日米貿易摩擦が激しかった一九八〇年代半ばに開発されたトロンは、米国の横やりで日本政府が支援の手を引いたため表舞台から去った。
それを境に、マイクロソフト社のウィンドウズが日本市場を席巻。トロン支持派にとって、ウィンドウズは苦々しい存在だった。
コンピューターの今後の利用分野として最も成長が期待されているのが、ネット家電と呼ばれる分野だ。あらゆる家電製品がネットワークで結ばれ、通信回線によって外出先からでもコントロールできる。
トロンは表舞台から去った後も、携帯電話や自動車のエンジン制御など人目に触れない場所で着々と足場を固め、この分野では世界の最大手になっている。
ネット家電の成長で、再びトロンの活躍の場が訪れるのではと、期待が高まっていた。
だが、ネット家電分野は市場が膨大なだけに今後の開発には資金力が必要だ。企業や研究者のボランティア中心に推進されてきたトロンにはマイクロソフトのような巨大企業の後押しが欠けている。
マイクロソフト社との提携は、トロンの生みの親、坂村健東大教授の苦渋の決断だったに違いない。

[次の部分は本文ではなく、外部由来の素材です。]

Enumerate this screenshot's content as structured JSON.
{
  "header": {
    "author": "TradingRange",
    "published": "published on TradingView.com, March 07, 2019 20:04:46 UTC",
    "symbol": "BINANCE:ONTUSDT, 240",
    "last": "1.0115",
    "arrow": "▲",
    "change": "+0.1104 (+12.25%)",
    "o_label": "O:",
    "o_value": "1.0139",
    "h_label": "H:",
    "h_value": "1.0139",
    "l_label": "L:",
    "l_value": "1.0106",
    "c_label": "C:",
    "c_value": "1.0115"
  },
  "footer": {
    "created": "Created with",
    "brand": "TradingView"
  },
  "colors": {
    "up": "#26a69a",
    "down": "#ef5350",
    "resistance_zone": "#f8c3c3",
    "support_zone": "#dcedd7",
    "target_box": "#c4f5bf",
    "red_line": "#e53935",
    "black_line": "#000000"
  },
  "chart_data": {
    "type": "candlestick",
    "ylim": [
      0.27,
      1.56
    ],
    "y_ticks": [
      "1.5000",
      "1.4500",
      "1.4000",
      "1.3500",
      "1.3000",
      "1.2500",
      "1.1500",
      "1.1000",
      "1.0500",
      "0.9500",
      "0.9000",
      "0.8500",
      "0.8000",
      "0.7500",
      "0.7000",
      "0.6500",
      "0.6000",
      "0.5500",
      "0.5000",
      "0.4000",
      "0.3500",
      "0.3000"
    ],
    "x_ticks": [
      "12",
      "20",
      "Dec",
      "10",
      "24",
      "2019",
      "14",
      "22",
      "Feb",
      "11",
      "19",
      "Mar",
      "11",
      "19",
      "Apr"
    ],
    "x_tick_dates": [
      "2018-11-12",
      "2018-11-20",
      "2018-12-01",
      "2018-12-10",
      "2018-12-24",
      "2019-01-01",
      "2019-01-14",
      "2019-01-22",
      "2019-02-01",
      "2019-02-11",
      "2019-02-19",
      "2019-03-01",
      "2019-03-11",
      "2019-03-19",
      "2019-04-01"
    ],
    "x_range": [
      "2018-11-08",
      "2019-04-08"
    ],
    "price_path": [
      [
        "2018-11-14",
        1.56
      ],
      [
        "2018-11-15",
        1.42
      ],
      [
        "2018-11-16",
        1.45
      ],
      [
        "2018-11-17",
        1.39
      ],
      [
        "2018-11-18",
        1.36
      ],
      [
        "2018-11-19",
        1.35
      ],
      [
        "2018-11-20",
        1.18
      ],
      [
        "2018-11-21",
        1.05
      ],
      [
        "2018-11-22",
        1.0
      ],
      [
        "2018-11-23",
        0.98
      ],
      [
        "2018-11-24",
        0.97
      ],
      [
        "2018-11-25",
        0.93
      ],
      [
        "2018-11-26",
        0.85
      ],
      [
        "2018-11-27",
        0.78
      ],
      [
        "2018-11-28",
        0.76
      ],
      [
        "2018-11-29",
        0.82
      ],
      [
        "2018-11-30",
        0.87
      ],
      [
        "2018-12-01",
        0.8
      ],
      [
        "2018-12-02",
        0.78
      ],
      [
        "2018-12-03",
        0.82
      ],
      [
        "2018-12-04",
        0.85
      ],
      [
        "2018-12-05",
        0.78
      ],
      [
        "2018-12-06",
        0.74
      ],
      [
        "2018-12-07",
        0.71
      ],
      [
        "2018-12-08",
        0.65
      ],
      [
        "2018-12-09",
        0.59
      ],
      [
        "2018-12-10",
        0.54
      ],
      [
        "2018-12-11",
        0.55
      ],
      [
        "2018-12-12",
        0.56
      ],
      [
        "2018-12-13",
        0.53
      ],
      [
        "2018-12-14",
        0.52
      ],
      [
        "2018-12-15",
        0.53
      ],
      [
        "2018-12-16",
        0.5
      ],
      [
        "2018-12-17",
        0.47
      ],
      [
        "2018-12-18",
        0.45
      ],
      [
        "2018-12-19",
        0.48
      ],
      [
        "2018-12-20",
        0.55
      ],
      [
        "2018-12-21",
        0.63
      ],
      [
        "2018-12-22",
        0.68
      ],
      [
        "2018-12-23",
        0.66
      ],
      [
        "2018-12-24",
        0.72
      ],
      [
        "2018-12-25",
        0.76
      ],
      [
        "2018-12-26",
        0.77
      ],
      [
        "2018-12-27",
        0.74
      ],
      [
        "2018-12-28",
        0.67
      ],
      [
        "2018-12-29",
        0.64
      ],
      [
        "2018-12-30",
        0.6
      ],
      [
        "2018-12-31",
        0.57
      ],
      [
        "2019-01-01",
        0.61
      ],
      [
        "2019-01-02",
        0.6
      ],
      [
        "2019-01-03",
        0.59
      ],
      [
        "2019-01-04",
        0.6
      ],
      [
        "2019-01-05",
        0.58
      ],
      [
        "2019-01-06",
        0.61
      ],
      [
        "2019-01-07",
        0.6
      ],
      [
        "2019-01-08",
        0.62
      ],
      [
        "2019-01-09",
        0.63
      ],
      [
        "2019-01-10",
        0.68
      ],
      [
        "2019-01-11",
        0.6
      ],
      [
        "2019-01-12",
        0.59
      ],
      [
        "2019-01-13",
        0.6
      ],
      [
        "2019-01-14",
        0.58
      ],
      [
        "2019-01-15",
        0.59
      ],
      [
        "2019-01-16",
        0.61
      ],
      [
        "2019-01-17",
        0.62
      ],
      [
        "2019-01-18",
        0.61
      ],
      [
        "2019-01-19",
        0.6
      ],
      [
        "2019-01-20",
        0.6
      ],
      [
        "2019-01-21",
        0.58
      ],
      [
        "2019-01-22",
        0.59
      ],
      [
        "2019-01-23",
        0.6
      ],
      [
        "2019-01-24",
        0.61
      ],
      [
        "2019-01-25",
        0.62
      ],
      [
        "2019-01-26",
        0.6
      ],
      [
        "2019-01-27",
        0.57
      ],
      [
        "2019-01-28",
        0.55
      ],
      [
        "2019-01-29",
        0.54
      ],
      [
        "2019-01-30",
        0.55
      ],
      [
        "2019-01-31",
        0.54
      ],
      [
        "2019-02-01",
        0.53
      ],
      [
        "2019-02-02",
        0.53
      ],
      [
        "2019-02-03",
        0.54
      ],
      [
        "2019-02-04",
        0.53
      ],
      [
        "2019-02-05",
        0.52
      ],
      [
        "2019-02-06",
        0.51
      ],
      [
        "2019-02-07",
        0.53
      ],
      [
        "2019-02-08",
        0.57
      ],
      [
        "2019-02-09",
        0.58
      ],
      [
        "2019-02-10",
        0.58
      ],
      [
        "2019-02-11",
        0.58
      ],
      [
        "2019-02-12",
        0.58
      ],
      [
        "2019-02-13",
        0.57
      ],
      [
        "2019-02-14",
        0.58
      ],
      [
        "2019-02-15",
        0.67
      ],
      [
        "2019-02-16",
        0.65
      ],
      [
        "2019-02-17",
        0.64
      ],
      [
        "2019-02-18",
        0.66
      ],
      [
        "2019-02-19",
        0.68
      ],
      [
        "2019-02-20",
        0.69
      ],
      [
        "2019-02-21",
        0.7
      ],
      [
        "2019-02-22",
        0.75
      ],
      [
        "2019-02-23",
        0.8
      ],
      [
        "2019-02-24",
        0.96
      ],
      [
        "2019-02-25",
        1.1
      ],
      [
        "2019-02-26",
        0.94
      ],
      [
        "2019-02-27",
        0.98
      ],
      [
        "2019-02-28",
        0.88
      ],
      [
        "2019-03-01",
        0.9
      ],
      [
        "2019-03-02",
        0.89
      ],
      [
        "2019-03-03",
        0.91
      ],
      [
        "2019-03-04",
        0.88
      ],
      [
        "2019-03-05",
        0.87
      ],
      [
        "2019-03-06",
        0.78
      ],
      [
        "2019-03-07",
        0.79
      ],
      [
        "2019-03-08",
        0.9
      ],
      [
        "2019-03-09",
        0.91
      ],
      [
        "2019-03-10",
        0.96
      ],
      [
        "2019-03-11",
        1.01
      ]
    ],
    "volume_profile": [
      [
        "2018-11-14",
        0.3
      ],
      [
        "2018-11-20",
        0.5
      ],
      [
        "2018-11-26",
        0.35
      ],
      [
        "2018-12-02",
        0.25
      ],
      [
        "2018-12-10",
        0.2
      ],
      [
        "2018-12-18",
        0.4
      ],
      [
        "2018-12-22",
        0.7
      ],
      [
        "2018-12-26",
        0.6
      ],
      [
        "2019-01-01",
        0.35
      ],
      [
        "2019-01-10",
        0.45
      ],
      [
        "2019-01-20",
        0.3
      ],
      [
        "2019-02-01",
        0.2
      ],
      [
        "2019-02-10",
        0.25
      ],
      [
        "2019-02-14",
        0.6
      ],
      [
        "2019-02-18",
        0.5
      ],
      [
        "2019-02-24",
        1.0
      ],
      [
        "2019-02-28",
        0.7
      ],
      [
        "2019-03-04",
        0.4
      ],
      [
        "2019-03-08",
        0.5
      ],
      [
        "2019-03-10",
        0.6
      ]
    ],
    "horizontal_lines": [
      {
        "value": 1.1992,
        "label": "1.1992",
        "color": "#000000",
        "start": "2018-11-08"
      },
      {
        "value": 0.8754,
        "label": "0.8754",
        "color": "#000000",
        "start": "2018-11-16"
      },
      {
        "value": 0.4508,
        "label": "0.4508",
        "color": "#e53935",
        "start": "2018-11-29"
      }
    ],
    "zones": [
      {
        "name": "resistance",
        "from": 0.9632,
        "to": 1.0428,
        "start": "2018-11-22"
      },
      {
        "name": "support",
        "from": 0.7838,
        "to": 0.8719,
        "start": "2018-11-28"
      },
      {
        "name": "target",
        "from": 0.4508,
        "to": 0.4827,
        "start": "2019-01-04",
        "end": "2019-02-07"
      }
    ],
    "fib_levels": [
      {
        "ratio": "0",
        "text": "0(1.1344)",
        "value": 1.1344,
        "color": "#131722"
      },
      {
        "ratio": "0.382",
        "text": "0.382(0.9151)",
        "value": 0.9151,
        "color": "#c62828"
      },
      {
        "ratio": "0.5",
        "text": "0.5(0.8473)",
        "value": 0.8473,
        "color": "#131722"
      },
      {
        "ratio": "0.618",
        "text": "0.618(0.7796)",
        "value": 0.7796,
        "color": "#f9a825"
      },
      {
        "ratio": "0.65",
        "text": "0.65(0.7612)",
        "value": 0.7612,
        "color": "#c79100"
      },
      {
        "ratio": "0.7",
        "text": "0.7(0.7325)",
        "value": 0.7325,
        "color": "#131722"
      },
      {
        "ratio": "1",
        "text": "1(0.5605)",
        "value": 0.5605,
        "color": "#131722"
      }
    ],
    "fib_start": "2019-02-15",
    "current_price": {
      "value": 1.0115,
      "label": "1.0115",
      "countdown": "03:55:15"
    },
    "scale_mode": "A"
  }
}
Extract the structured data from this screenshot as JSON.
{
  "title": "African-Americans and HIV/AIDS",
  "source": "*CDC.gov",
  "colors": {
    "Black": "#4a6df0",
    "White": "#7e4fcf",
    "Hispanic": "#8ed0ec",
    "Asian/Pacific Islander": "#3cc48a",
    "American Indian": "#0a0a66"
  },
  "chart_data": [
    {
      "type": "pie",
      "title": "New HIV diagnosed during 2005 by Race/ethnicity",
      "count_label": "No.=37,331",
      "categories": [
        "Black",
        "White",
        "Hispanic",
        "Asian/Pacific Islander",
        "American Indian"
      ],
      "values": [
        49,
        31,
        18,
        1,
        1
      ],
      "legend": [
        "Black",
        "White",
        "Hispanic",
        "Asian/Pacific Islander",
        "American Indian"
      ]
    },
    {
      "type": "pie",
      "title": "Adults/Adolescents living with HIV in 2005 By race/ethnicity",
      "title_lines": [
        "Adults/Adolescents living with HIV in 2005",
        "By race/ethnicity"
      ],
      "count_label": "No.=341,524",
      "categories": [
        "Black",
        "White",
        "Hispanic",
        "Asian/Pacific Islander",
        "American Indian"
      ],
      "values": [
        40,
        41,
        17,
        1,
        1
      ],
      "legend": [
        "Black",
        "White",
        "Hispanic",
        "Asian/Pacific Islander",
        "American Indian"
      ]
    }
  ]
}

トロンは、ソフトの小型化と命令の即時処理という、ウィンドウズが最も不得意とする点を強みとして持っている。マイクロソフト社としては、のどから手が出るほどほしかった技術だろう。
逆にウィンドウズが得意とする画像処理などマルチメディア性はトロンの不得意分野だ。現実に、エンジン制御はトロンで、運転席のカーナビゲーションはウィンドウズという国産車も現れ始めている。
これからは、小型化とマルチメディア性の両方を兼ね備えたソフトが求められている。両者の提携は時代の要請だった。もはや、日本製だ、米国製だ、と角突き合わせる時代ではない。
当面、マイクロソフト社はトロンのボランティア主義を尊重し、低姿勢での参加だ。
互いの長所を生かし、世界中から歓迎されるソフトが生まれることを期待したい。